OpenRouter models not appearing in /model
Cause: No OPENROUTER_API_KEY set, so SF hides OpenRouter models.
Fix: Set the key and restart SF:
export OPENROUTER_API_KEY="sk-or-..."
gsd
Ollama returns empty responses
Cause: Ollama server isn't running, or the model isn't pulled.
Fix:
# Verify the server is running
curl http://localhost:11434/v1/models
# Pull the model if missing
ollama pull llama3.1:8b
LM Studio model ID mismatch
Cause: The id in models.json doesn't match what LM Studio exposes via its API.
Fix: Check the LM Studio server tab for the exact model identifier. It often includes the filename or quantization level (e.g., lmstudio-community/Meta-Llama-3.1-8B-Instruct-GGUF).

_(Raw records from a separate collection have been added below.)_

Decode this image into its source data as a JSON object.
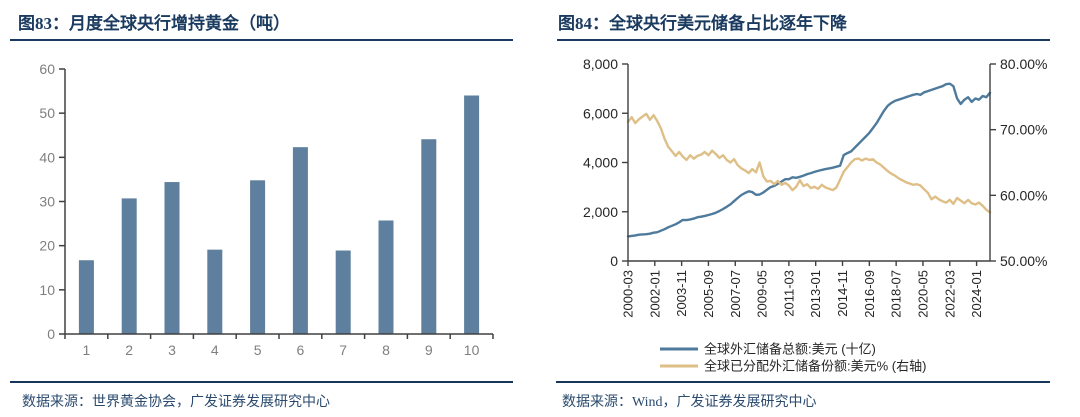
{
  "panels": [
    {
      "title": "图83：月度全球央行增持黄金（吨）",
      "source": "数据来源：世界黄金协会，广发证券发展研究中心"
    },
    {
      "title": "图84：全球央行美元储备占比逐年下降",
      "source": "数据来源：Wind，广发证券发展研究中心"
    }
  ],
  "colors": {
    "title_navy": "#1a3a5f",
    "bar_blue": "#5e7f9d",
    "line_blue": "#4e7a9c",
    "line_gold": "#debf87",
    "axis_dark": "#404040",
    "tick_gray": "#7f7f7f",
    "tick_black": "#262626"
  },
  "chart_data": [
    {
      "id": "monthly-central-bank-gold",
      "type": "bar",
      "title": "图83：月度全球央行增持黄金（吨）",
      "xlabel": "",
      "ylabel": "",
      "categories": [
        "1",
        "2",
        "3",
        "4",
        "5",
        "6",
        "7",
        "8",
        "9",
        "10"
      ],
      "values": [
        16.7,
        30.7,
        34.4,
        19.1,
        34.8,
        42.3,
        18.9,
        25.7,
        44.1,
        54.0
      ],
      "ylim": [
        0,
        60
      ],
      "yticks": [
        0,
        10,
        20,
        30,
        40,
        50,
        60
      ],
      "grid": false,
      "legend": null
    },
    {
      "id": "global-usd-reserves",
      "type": "line",
      "title": "图84：全球央行美元储备占比逐年下降",
      "x_start": "2000-03",
      "x_frequency": "quarterly",
      "x_total_months": 297,
      "x_tick_interval_months": 22,
      "x_tick_labels": [
        "2000-03",
        "2002-01",
        "2003-11",
        "2005-09",
        "2007-07",
        "2009-05",
        "2011-03",
        "2013-01",
        "2014-11",
        "2016-09",
        "2018-07",
        "2020-05",
        "2022-03",
        "2024-01"
      ],
      "left_axis": {
        "min": 0,
        "max": 8000,
        "tick_values": [
          0,
          2000,
          4000,
          6000,
          8000
        ],
        "tick_labels": [
          "0",
          "2,000",
          "4,000",
          "6,000",
          "8,000"
        ]
      },
      "right_axis": {
        "min": 50,
        "max": 80,
        "tick_values": [
          50,
          60,
          70,
          80
        ],
        "tick_labels": [
          "50.00%",
          "60.00%",
          "70.00%",
          "80.00%"
        ]
      },
      "grid": false,
      "legend_position": "bottom",
      "series": [
        {
          "name": "全球外汇储备总额:美元 (十亿)",
          "axis": "left",
          "values": [
            1000,
            1020,
            1040,
            1070,
            1080,
            1090,
            1110,
            1150,
            1170,
            1230,
            1290,
            1370,
            1430,
            1490,
            1570,
            1670,
            1660,
            1690,
            1720,
            1780,
            1800,
            1830,
            1870,
            1910,
            1960,
            2030,
            2110,
            2200,
            2300,
            2430,
            2560,
            2680,
            2760,
            2830,
            2800,
            2690,
            2700,
            2780,
            2890,
            3000,
            3050,
            3140,
            3230,
            3320,
            3320,
            3400,
            3380,
            3420,
            3470,
            3530,
            3570,
            3620,
            3660,
            3700,
            3730,
            3760,
            3790,
            3830,
            3870,
            4300,
            4380,
            4450,
            4600,
            4750,
            4900,
            5050,
            5200,
            5400,
            5600,
            5850,
            6100,
            6300,
            6420,
            6500,
            6550,
            6600,
            6650,
            6700,
            6750,
            6780,
            6750,
            6850,
            6900,
            6950,
            7000,
            7050,
            7100,
            7180,
            7200,
            7100,
            6600,
            6380,
            6550,
            6650,
            6460,
            6600,
            6550,
            6700,
            6650,
            6830
          ]
        },
        {
          "name": "全球已分配外汇储备份额:美元% (右轴)",
          "axis": "right",
          "values": [
            71.2,
            71.9,
            71.0,
            71.6,
            72.0,
            72.4,
            71.5,
            72.2,
            71.3,
            70.2,
            68.6,
            67.4,
            66.7,
            66.0,
            66.6,
            65.9,
            65.4,
            66.1,
            65.6,
            66.0,
            66.2,
            66.6,
            66.1,
            66.8,
            66.3,
            65.7,
            66.1,
            65.4,
            65.0,
            65.5,
            64.6,
            64.1,
            63.8,
            63.4,
            64.0,
            63.5,
            65.0,
            62.9,
            62.1,
            62.2,
            61.7,
            62.2,
            61.6,
            61.9,
            61.5,
            60.8,
            61.3,
            62.3,
            61.4,
            61.7,
            61.1,
            61.3,
            61.0,
            61.6,
            61.2,
            61.0,
            60.8,
            61.2,
            62.4,
            63.6,
            64.3,
            65.0,
            65.5,
            65.6,
            65.3,
            65.6,
            65.4,
            65.5,
            65.0,
            64.7,
            64.2,
            63.7,
            63.3,
            63.0,
            62.6,
            62.3,
            62.0,
            61.8,
            61.6,
            61.7,
            61.5,
            60.9,
            60.4,
            59.4,
            59.8,
            59.4,
            59.1,
            58.9,
            59.3,
            58.7,
            59.6,
            59.2,
            58.8,
            59.3,
            58.8,
            58.6,
            58.9,
            58.4,
            57.8,
            57.4
          ]
        }
      ]
    }
  ]
}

developer role error with local models
Cause: Most local inference servers don't support the OpenAI developer message role.
Fix: Add compat.supportsDeveloperRole: false to the provider config. This makes SF send system messages instead:
{
"compat": {
"supportsDeveloperRole": false,
"supportsReasoningEffort": false
}
}
stream_options error with local models
Cause: Some servers don't support stream_options: { include_usage: true }.
Fix: Add compat.supportsUsageInStreaming: false:
{
"compat": {
"supportsUsageInStreaming": false
}
}
"apiKey is required" validation error
Cause: models.json schema requires apiKey when models are defined.
Fix: For local servers that don't need auth, set a dummy value:
"apiKey": "not-needed"
Cost shows $0.00 for custom models
Expected behavior. SF defaults cost to zero for custom models. Override with the cost field if you want accurate cost tracking:
"cost": { "input": 0.15, "output": 0.60, "cacheRead": 0.015, "cacheWrite": 0.19 }
Values are per million tokens.
Verifying Your Setup
After configuring a provider:
-
Launch SF:
gsd -
Check available models:
/modelYour provider's models should appear in the list.
-
Switch to the model: Select it from the
/modelpicker. -
Send a test message: Type anything to confirm the model responds.
If the model doesn't appear, check:
- The environment variable is set in the current shell
models.jsonis valid JSON (usecat ~/.gsd/agent/models.json | python3 -m json.tool)- The server is running (for local providers)
For additional help, see Troubleshooting or run /gsd doctor inside a session.